Remember the trust "game" from when you were younger? You find a parter and take turns falling backwards into each other's arms, trusting that even though you can't see them, they will catch you. (This is what you're NOT supposed to do.)

Well, I have a new version: let your husband trim your bangs. Ok, so I want judge you if you don't really want to participate, but in our case it turned out well.

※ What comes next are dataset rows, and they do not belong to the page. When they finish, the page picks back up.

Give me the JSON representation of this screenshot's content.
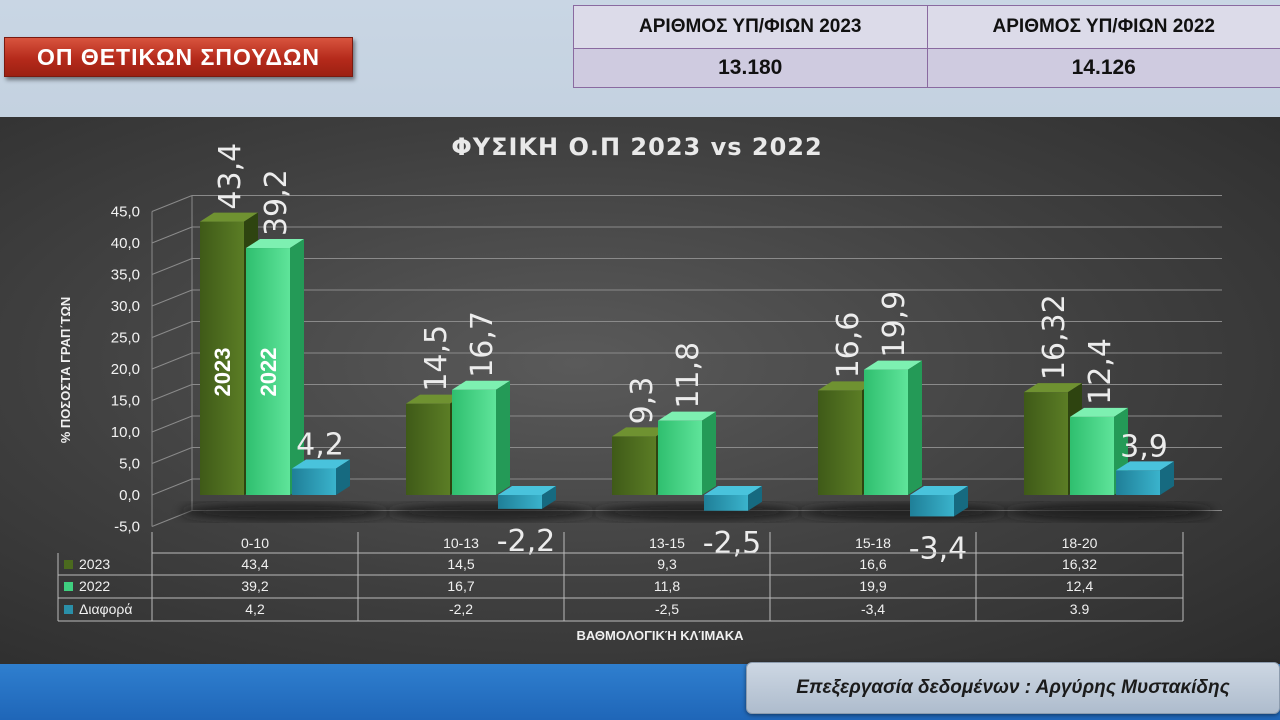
{
  "header": {
    "badge_label": "ΟΠ ΘΕΤΙΚΩΝ ΣΠΟΥΔΩΝ",
    "stats": {
      "col1_label": "ΑΡΙΘΜΟΣ ΥΠ/ΦΙΩΝ 2023",
      "col2_label": "ΑΡΙΘΜΟΣ ΥΠ/ΦΙΩΝ 2022",
      "col1_value": "13.180",
      "col2_value": "14.126"
    }
  },
  "footer": {
    "credit": "Επεξεργασία δεδομένων : Αργύρης Μυστακίδης"
  },
  "chart_data": {
    "type": "bar",
    "title": "ΦΥΣΙΚΗ Ο.Π 2023 vs 2022",
    "xlabel": "ΒΑΘΜΟΛΟΓΙΚΉ ΚΛΊΜΑΚΑ",
    "ylabel": "% ΠΟΣΟΣΤΑ ΓΡΑΠ΄ΤΩΝ",
    "ylim": [
      -5,
      45
    ],
    "yticks": [
      "-5,0",
      "0,0",
      "5,0",
      "10,0",
      "15,0",
      "20,0",
      "25,0",
      "30,0",
      "35,0",
      "40,0",
      "45,0"
    ],
    "categories": [
      "0-10",
      "10-13",
      "13-15",
      "15-18",
      "18-20"
    ],
    "grid": true,
    "legend": "data-table",
    "series": [
      {
        "name": "2023",
        "color": "#4b6a1e",
        "values": [
          43.4,
          14.5,
          9.3,
          16.6,
          16.32
        ],
        "labels": [
          "43,4",
          "14,5",
          "9,3",
          "16,6",
          "16,32"
        ],
        "table": [
          "43,4",
          "14,5",
          "9,3",
          "16,6",
          "16,32"
        ]
      },
      {
        "name": "2022",
        "color": "#3fcf7f",
        "values": [
          39.2,
          16.7,
          11.8,
          19.9,
          12.4
        ],
        "labels": [
          "39,2",
          "16,7",
          "11,8",
          "19,9",
          "12,4"
        ],
        "table": [
          "39,2",
          "16,7",
          "11,8",
          "19,9",
          "12,4"
        ]
      },
      {
        "name": "Διαφορά",
        "color": "#2a8fa8",
        "values": [
          4.2,
          -2.2,
          -2.5,
          -3.4,
          3.9
        ],
        "labels": [
          "4,2",
          "-2,2",
          "-2,5",
          "-3,4",
          "3,9"
        ],
        "table": [
          "4,2",
          "-2,2",
          "-2,5",
          "-3,4",
          "3.9"
        ]
      }
    ],
    "bar_in_labels": [
      "2023",
      "2022"
    ]
  }
}
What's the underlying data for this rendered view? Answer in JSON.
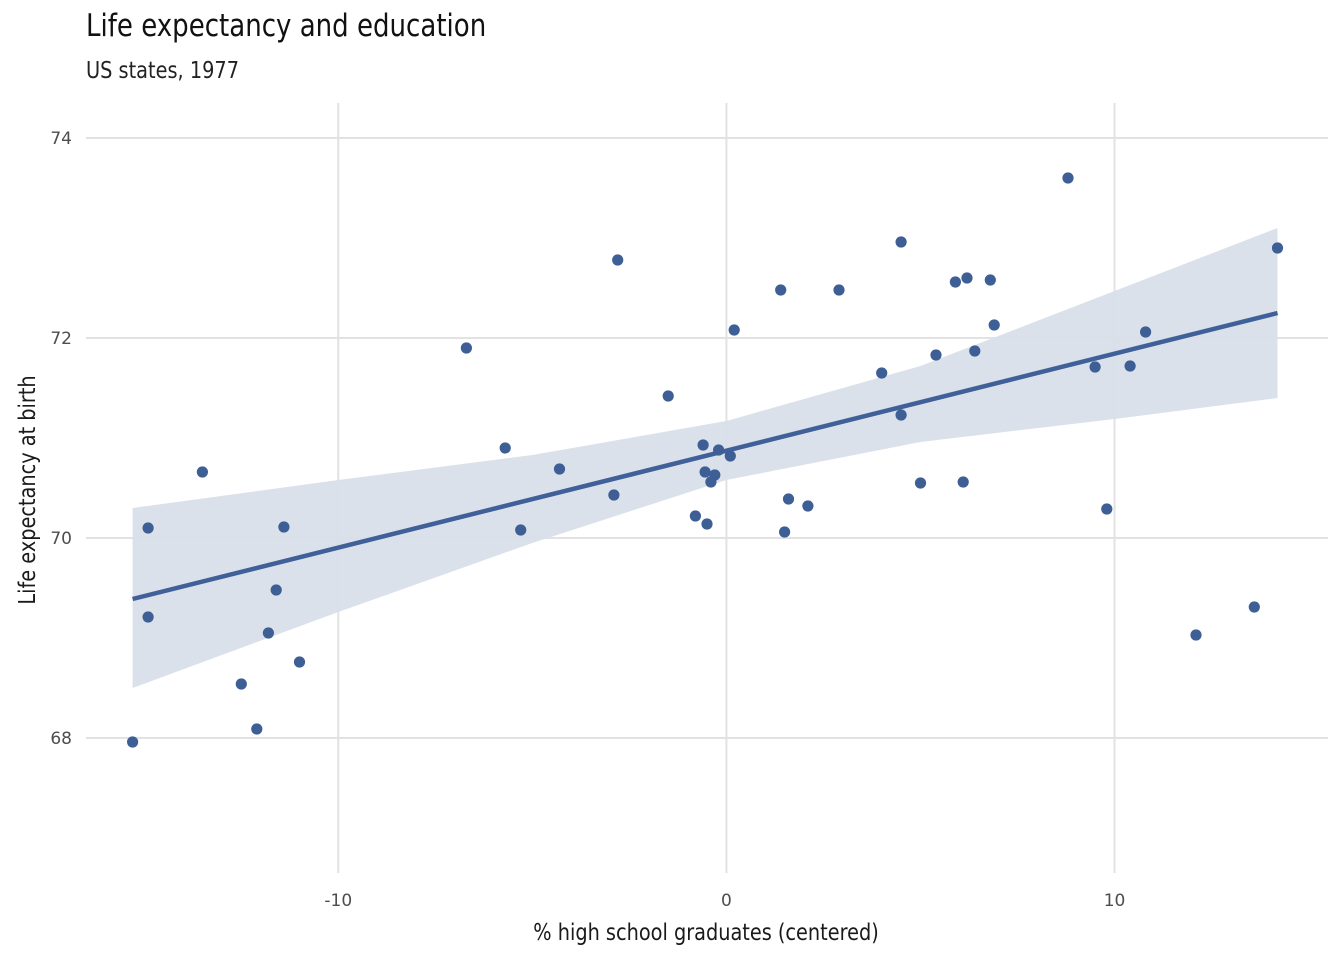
{
  "chart_data": {
    "type": "scatter",
    "title": "Life expectancy and education",
    "subtitle": "US states, 1977",
    "xlabel": "% high school graduates (centered)",
    "ylabel": "Life expectancy at birth",
    "xlim": [
      -16.5,
      15.5
    ],
    "ylim": [
      66.65,
      74.35
    ],
    "x_ticks": [
      -10,
      0,
      10
    ],
    "x_tick_labels": [
      "-10",
      "0",
      "10"
    ],
    "y_ticks": [
      68,
      70,
      72,
      74
    ],
    "y_tick_labels": [
      "68",
      "70",
      "72",
      "74"
    ],
    "grid": true,
    "colors": {
      "points": "#3e5f95",
      "fit_line": "#40609a",
      "confidence_band": "#d9dfe9",
      "gridlines": "#e2e2e2",
      "background": "#ffffff"
    },
    "points": [
      {
        "x": -15.3,
        "y": 67.96
      },
      {
        "x": -14.9,
        "y": 70.1
      },
      {
        "x": -14.9,
        "y": 69.21
      },
      {
        "x": -13.5,
        "y": 70.66
      },
      {
        "x": -12.5,
        "y": 68.54
      },
      {
        "x": -12.1,
        "y": 68.09
      },
      {
        "x": -11.8,
        "y": 69.05
      },
      {
        "x": -11.6,
        "y": 69.48
      },
      {
        "x": -11.4,
        "y": 70.11
      },
      {
        "x": -11.0,
        "y": 68.76
      },
      {
        "x": -6.7,
        "y": 71.9
      },
      {
        "x": -5.7,
        "y": 70.9
      },
      {
        "x": -5.3,
        "y": 70.08
      },
      {
        "x": -4.3,
        "y": 70.69
      },
      {
        "x": -2.9,
        "y": 70.43
      },
      {
        "x": -2.8,
        "y": 72.78
      },
      {
        "x": -1.5,
        "y": 71.42
      },
      {
        "x": -0.8,
        "y": 70.22
      },
      {
        "x": -0.6,
        "y": 70.93
      },
      {
        "x": -0.55,
        "y": 70.66
      },
      {
        "x": -0.5,
        "y": 70.14
      },
      {
        "x": -0.4,
        "y": 70.56
      },
      {
        "x": -0.3,
        "y": 70.63
      },
      {
        "x": -0.2,
        "y": 70.88
      },
      {
        "x": 0.1,
        "y": 70.82
      },
      {
        "x": 0.2,
        "y": 72.08
      },
      {
        "x": 1.4,
        "y": 72.48
      },
      {
        "x": 1.5,
        "y": 70.06
      },
      {
        "x": 1.6,
        "y": 70.39
      },
      {
        "x": 2.1,
        "y": 70.32
      },
      {
        "x": 2.9,
        "y": 72.48
      },
      {
        "x": 4.0,
        "y": 71.65
      },
      {
        "x": 4.5,
        "y": 72.96
      },
      {
        "x": 4.5,
        "y": 71.23
      },
      {
        "x": 5.0,
        "y": 70.55
      },
      {
        "x": 5.4,
        "y": 71.83
      },
      {
        "x": 5.9,
        "y": 72.56
      },
      {
        "x": 6.1,
        "y": 70.56
      },
      {
        "x": 6.2,
        "y": 72.6
      },
      {
        "x": 6.4,
        "y": 71.87
      },
      {
        "x": 6.8,
        "y": 72.58
      },
      {
        "x": 6.9,
        "y": 72.13
      },
      {
        "x": 8.8,
        "y": 73.6
      },
      {
        "x": 9.5,
        "y": 71.71
      },
      {
        "x": 9.8,
        "y": 70.29
      },
      {
        "x": 10.4,
        "y": 71.72
      },
      {
        "x": 10.8,
        "y": 72.06
      },
      {
        "x": 12.1,
        "y": 69.03
      },
      {
        "x": 13.6,
        "y": 69.31
      },
      {
        "x": 14.2,
        "y": 72.9
      }
    ],
    "fit": {
      "x": [
        -15.3,
        14.2
      ],
      "y": [
        69.39,
        72.25
      ]
    },
    "confidence_band": {
      "x": [
        -15.3,
        -10,
        -5,
        0,
        5,
        10,
        14.2
      ],
      "upper": [
        70.3,
        70.58,
        70.83,
        71.17,
        71.72,
        72.47,
        73.1
      ],
      "lower": [
        68.5,
        69.26,
        69.95,
        70.58,
        70.96,
        71.19,
        71.4
      ]
    }
  }
}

Not the greatest picture but still, BEFORE


My bangs (or fringe, for my South African and British readers :) needed some trimming and I wanted to try it myself. I bought some scissors, read the appropriate tutorials, but I struggled. I'm not sure if it was my coordination skills or what, but it didn't go great. My bangs didn't turn out that bad, but not good enough that I felt confident going out in public. So before I ran to the hair dresser, hubby was beyond eager to try. And fortunately, or unfortunately, he's kind of good at everything. (I say unfortunately because my pride does not always appreciate that gift.)

He barely trimmed them in the beginning in case the whole ordeal went sour. But after the first round actually went well, I let him keep going. All the while, both of us were secretly praying that this would be a success and not the start of our next fight.